Santa Maria Church, Obidos
Santa Maria Church, Obidos

Drinking Portuguese wine while talking politics and ‘what’s wrong with the world’ with a traveler from Poland and the Spanish owner of the hostel we both were staying in (sorry, no picture).

In the title wrote this is a tourist trap town, and it is only in the fact that tourism IS a large part of the economy here.  There are silly souvenir shops on every street, a bunch of restaurants all selling the same Portuguese foods and guided tours through every back alley.  But what’s missing was just as noticeable to me.  There were no über pushy salesmen trying to get you to spend Euro’s in his store or any gimmicky buildings that seemed out-of-place (in fact, the buildings within the wall all seem built around the same time period, I’m guessing 200 to 250 years ago).  There wasn’t an arcade or a shopping mall.  Everything was as it should be….as it’s always been.

So, yes it’s a tourist trap, but different from the normal trap.  It’s subtle, calming, classic….perfect.

Coimbra Fado – Justin Bieber Couldn’t Carry Their Cape’s

By chance I was in Coimbra at the time of the 2013 Queima das Fitas (Burning of the Ribbons) celebration.  This is an 8 day event each May that celebrates the end of school for graduating students.  The festivities include a parade with each degrees graduates having their own float (and a lot of beer), several nights of concerts/parties that last until 7 am, sports activities and many other events and traditions.

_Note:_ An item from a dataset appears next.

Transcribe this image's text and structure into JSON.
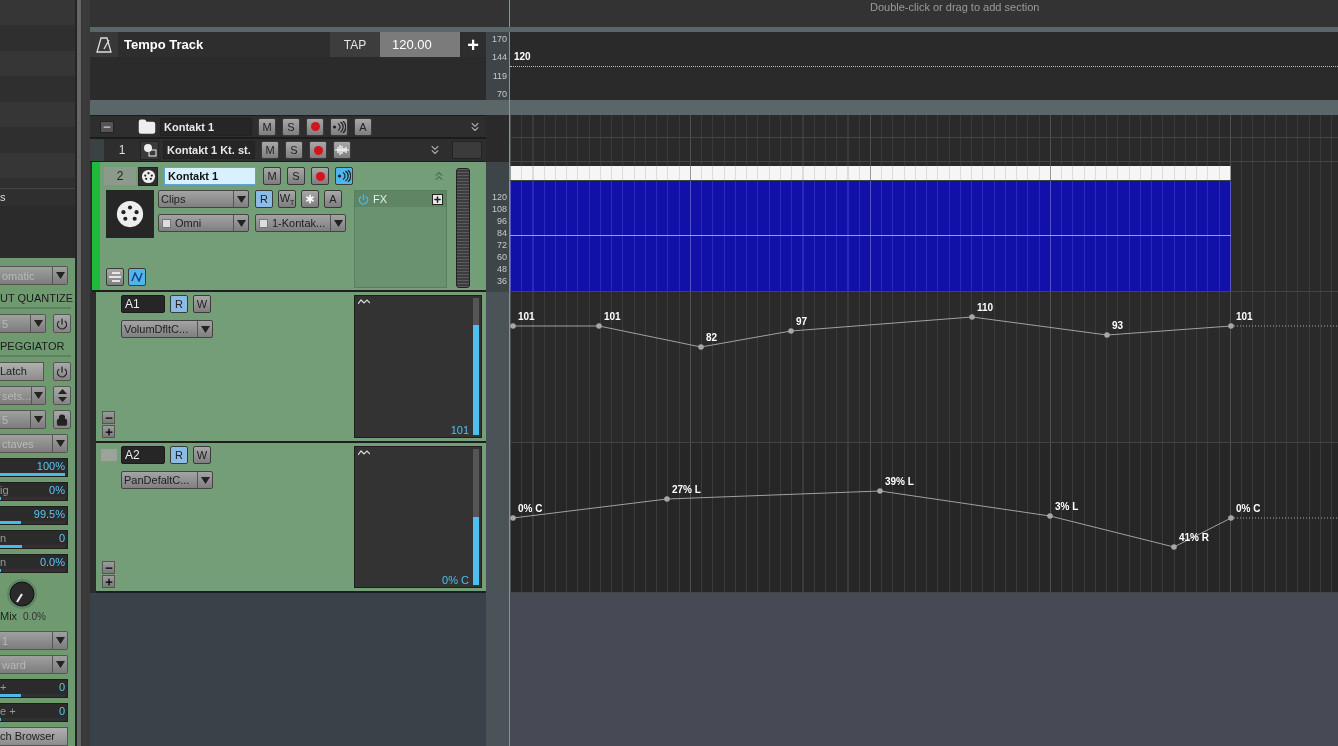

One tradition is the Serenata Monumental Coimbra, which happened a couple of days before I arrived in Coimbra.  I would have had a great seat for the show too; my hostel windows overlooked the square that hosts the concert each year.  It’s a performance of Coimbra fado music which is distinct from other forms of fado because it has historically been performed only by male students and former students of the University of Coimbra.   Traditionally Coimbra fado was a serenade performed by the male student outside the window of a female student he was sweet on.  If she felt the same way toward him, she turned the light on and off three times.  The roots of this music are so deep in the city it’s widely considered the music of Coimbra itself.

Coimbra Fado Instruments
Coimbra Fado Instruments

The singers and musicians all wear the traditional academic outfit (or at least part of it; the cape).  The concert I saw had all three men wearing an all black suit, black shirt and black cape.  The instruments played along the singer in Coimbra Fado are the 12 string Guitarra de Coimbra (Coimbra fado guitar designed by the father of Coimbra fado, Artur Paredes) and a classical 6 string acoustic guitar.

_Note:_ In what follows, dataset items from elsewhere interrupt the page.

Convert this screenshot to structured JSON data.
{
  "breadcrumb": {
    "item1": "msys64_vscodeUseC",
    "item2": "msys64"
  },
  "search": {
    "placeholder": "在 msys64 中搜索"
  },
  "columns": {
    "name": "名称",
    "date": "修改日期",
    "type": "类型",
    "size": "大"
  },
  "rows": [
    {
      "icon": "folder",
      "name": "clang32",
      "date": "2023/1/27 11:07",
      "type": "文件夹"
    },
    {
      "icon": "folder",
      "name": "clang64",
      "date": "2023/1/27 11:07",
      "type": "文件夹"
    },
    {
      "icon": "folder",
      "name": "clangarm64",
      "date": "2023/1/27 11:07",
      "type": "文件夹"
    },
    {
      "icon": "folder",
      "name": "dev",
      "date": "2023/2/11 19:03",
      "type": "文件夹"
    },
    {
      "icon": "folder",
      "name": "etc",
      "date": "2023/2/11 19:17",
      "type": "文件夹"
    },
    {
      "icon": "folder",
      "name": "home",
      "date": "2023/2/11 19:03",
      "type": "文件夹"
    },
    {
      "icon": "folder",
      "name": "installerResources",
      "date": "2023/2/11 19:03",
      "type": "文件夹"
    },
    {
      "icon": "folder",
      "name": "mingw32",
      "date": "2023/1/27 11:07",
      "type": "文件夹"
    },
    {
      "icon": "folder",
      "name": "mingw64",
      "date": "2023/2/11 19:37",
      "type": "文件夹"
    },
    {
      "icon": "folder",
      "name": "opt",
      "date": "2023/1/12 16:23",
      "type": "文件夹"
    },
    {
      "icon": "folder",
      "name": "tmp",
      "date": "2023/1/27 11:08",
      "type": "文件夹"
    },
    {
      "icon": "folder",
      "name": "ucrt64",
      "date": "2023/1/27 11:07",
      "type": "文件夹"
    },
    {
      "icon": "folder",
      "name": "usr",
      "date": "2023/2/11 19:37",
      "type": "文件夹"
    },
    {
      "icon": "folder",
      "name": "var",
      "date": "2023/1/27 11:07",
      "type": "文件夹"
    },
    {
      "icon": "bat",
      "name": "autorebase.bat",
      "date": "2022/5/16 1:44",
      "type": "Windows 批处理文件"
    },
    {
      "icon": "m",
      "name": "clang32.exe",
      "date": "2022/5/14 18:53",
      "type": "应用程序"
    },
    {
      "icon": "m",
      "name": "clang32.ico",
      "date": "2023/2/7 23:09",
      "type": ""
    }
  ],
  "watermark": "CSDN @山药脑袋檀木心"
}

You can generally find Coimbra fado being played each evening in bars, city squares or at the Fado ao Centro where I saw a performance.  Fado ao Centro is a cultural center designed to promote Coimbra fado.  Check out the Unmapped Travels Facebook page to view a short video I took at the concert.

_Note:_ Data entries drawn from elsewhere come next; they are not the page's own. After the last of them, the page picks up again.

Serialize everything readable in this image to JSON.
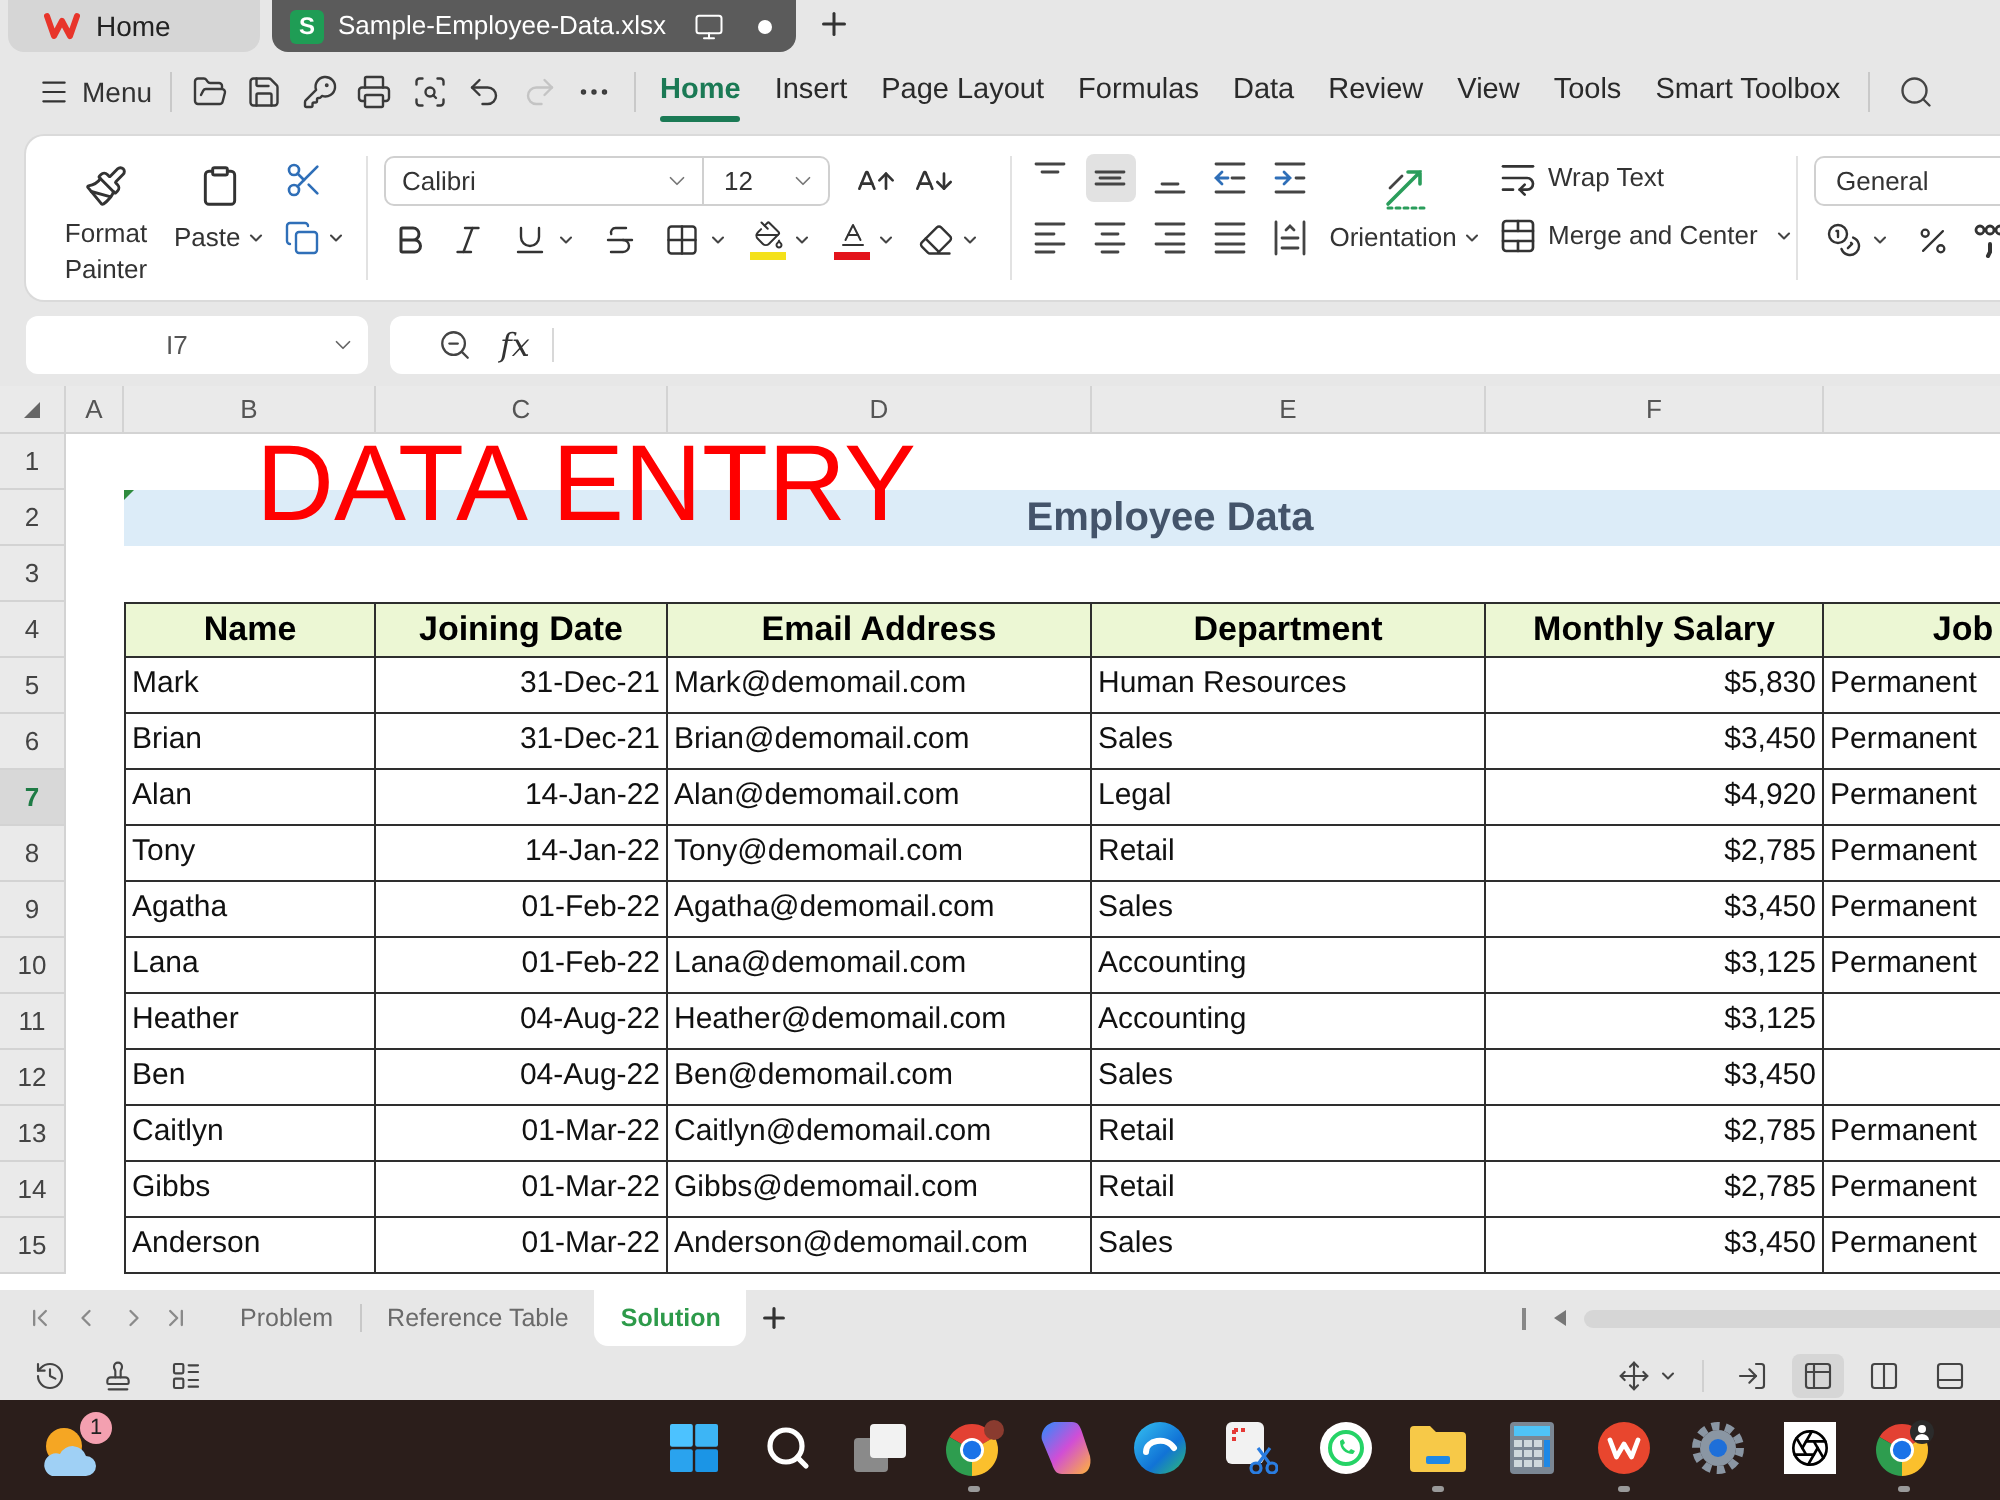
{
  "window_tabs": [
    {
      "kind": "home",
      "label": "Home",
      "selected": false
    },
    {
      "kind": "file",
      "icon_letter": "S",
      "label": "Sample-Employee-Data.xlsx",
      "selected": true
    }
  ],
  "menu_label": "Menu",
  "quick_access": [
    {
      "kind": "open",
      "disabled": false
    },
    {
      "kind": "save",
      "disabled": false
    },
    {
      "kind": "share",
      "disabled": false
    },
    {
      "kind": "print",
      "disabled": false
    },
    {
      "kind": "preview",
      "disabled": false
    },
    {
      "kind": "undo",
      "disabled": false
    },
    {
      "kind": "redo",
      "disabled": true
    },
    {
      "kind": "more",
      "disabled": false
    }
  ],
  "ribbon_tabs": [
    {
      "label": "Home",
      "selected": true
    },
    {
      "label": "Insert",
      "selected": false
    },
    {
      "label": "Page Layout",
      "selected": false
    },
    {
      "label": "Formulas",
      "selected": false
    },
    {
      "label": "Data",
      "selected": false
    },
    {
      "label": "Review",
      "selected": false
    },
    {
      "label": "View",
      "selected": false
    },
    {
      "label": "Tools",
      "selected": false
    },
    {
      "label": "Smart Toolbox",
      "selected": false
    }
  ],
  "ribbon": {
    "format_painter": "Format Painter",
    "paste": "Paste",
    "font": {
      "value": "Calibri"
    },
    "font_size": {
      "value": "12"
    },
    "vertical_alignment": [
      {
        "kind": "top",
        "selected": false
      },
      {
        "kind": "middle",
        "selected": true
      },
      {
        "kind": "bottom",
        "selected": false
      }
    ],
    "orientation": "Orientation",
    "wrap_text": "Wrap Text",
    "merge_and_center": "Merge and Center",
    "number_format": {
      "value": "General"
    }
  },
  "name_box": {
    "value": "I7"
  },
  "formula_bar": {
    "function_label": "fx"
  },
  "sheet": {
    "column_headers": [
      "A",
      "B",
      "C",
      "D",
      "E",
      "F"
    ],
    "row_headers": [
      {
        "label": "1",
        "selected": false
      },
      {
        "label": "2",
        "selected": false
      },
      {
        "label": "3",
        "selected": false
      },
      {
        "label": "4",
        "selected": false
      },
      {
        "label": "5",
        "selected": false
      },
      {
        "label": "6",
        "selected": false
      },
      {
        "label": "7",
        "selected": true
      },
      {
        "label": "8",
        "selected": false
      },
      {
        "label": "9",
        "selected": false
      },
      {
        "label": "10",
        "selected": false
      },
      {
        "label": "11",
        "selected": false
      },
      {
        "label": "12",
        "selected": false
      },
      {
        "label": "13",
        "selected": false
      },
      {
        "label": "14",
        "selected": false
      },
      {
        "label": "15",
        "selected": false
      }
    ],
    "title": "DATA ENTRY",
    "subtitle": "Employee Data",
    "table": {
      "columns": [
        {
          "label": "Name",
          "kind": "text"
        },
        {
          "label": "Joining Date",
          "kind": "date"
        },
        {
          "label": "Email Address",
          "kind": "text"
        },
        {
          "label": "Department",
          "kind": "text"
        },
        {
          "label": "Monthly Salary",
          "kind": "currency"
        },
        {
          "label": "Job",
          "kind": "text"
        }
      ],
      "rows": [
        [
          "Mark",
          "31-Dec-21",
          "Mark@demomail.com",
          "Human Resources",
          "$5,830",
          "Permanent"
        ],
        [
          "Brian",
          "31-Dec-21",
          "Brian@demomail.com",
          "Sales",
          "$3,450",
          "Permanent"
        ],
        [
          "Alan",
          "14-Jan-22",
          "Alan@demomail.com",
          "Legal",
          "$4,920",
          "Permanent"
        ],
        [
          "Tony",
          "14-Jan-22",
          "Tony@demomail.com",
          "Retail",
          "$2,785",
          "Permanent"
        ],
        [
          "Agatha",
          "01-Feb-22",
          "Agatha@demomail.com",
          "Sales",
          "$3,450",
          "Permanent"
        ],
        [
          "Lana",
          "01-Feb-22",
          "Lana@demomail.com",
          "Accounting",
          "$3,125",
          "Permanent"
        ],
        [
          "Heather",
          "04-Aug-22",
          "Heather@demomail.com",
          "Accounting",
          "$3,125"
        ],
        [
          "Ben",
          "04-Aug-22",
          "Ben@demomail.com",
          "Sales",
          "$3,450"
        ],
        [
          "Caitlyn",
          "01-Mar-22",
          "Caitlyn@demomail.com",
          "Retail",
          "$2,785",
          "Permanent"
        ],
        [
          "Gibbs",
          "01-Mar-22",
          "Gibbs@demomail.com",
          "Retail",
          "$2,785",
          "Permanent"
        ],
        [
          "Anderson",
          "01-Mar-22",
          "Anderson@demomail.com",
          "Sales",
          "$3,450",
          "Permanent"
        ]
      ]
    }
  },
  "sheet_tabs": [
    {
      "label": "Problem",
      "selected": false
    },
    {
      "label": "Reference Table",
      "selected": false
    },
    {
      "label": "Solution",
      "selected": true
    }
  ],
  "status_bar": {
    "view_modes": [
      {
        "kind": "reading",
        "selected": false
      },
      {
        "kind": "normal",
        "selected": true
      },
      {
        "kind": "split",
        "selected": false
      },
      {
        "kind": "layout",
        "selected": false
      }
    ]
  },
  "taskbar": {
    "weather_badge": "1",
    "apps": [
      {
        "kind": "start",
        "running": false
      },
      {
        "kind": "search",
        "running": false
      },
      {
        "kind": "task_view",
        "running": false
      },
      {
        "kind": "chrome",
        "running": true
      },
      {
        "kind": "copilot",
        "running": false
      },
      {
        "kind": "edge",
        "running": false
      },
      {
        "kind": "snip",
        "running": false
      },
      {
        "kind": "whatsapp",
        "running": false
      },
      {
        "kind": "explorer",
        "running": true
      },
      {
        "kind": "calculator",
        "running": false
      },
      {
        "kind": "wps",
        "running": true
      },
      {
        "kind": "settings",
        "running": false
      },
      {
        "kind": "chatgpt",
        "running": false
      },
      {
        "kind": "chrome_profile",
        "running": true
      }
    ]
  }
}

A performance can either be just three men or up to a couple dozen as seen in this video of the Serenata Monumental Coimbra 2013 that happened a few days before I arrived.

Though at the concert I saw I didn’t know what the words meant they were singing I did know, thanks to an English explanation before each song, what the songs were about.  It was a very entertaining event and well worth the surprisingly cheap ticket price.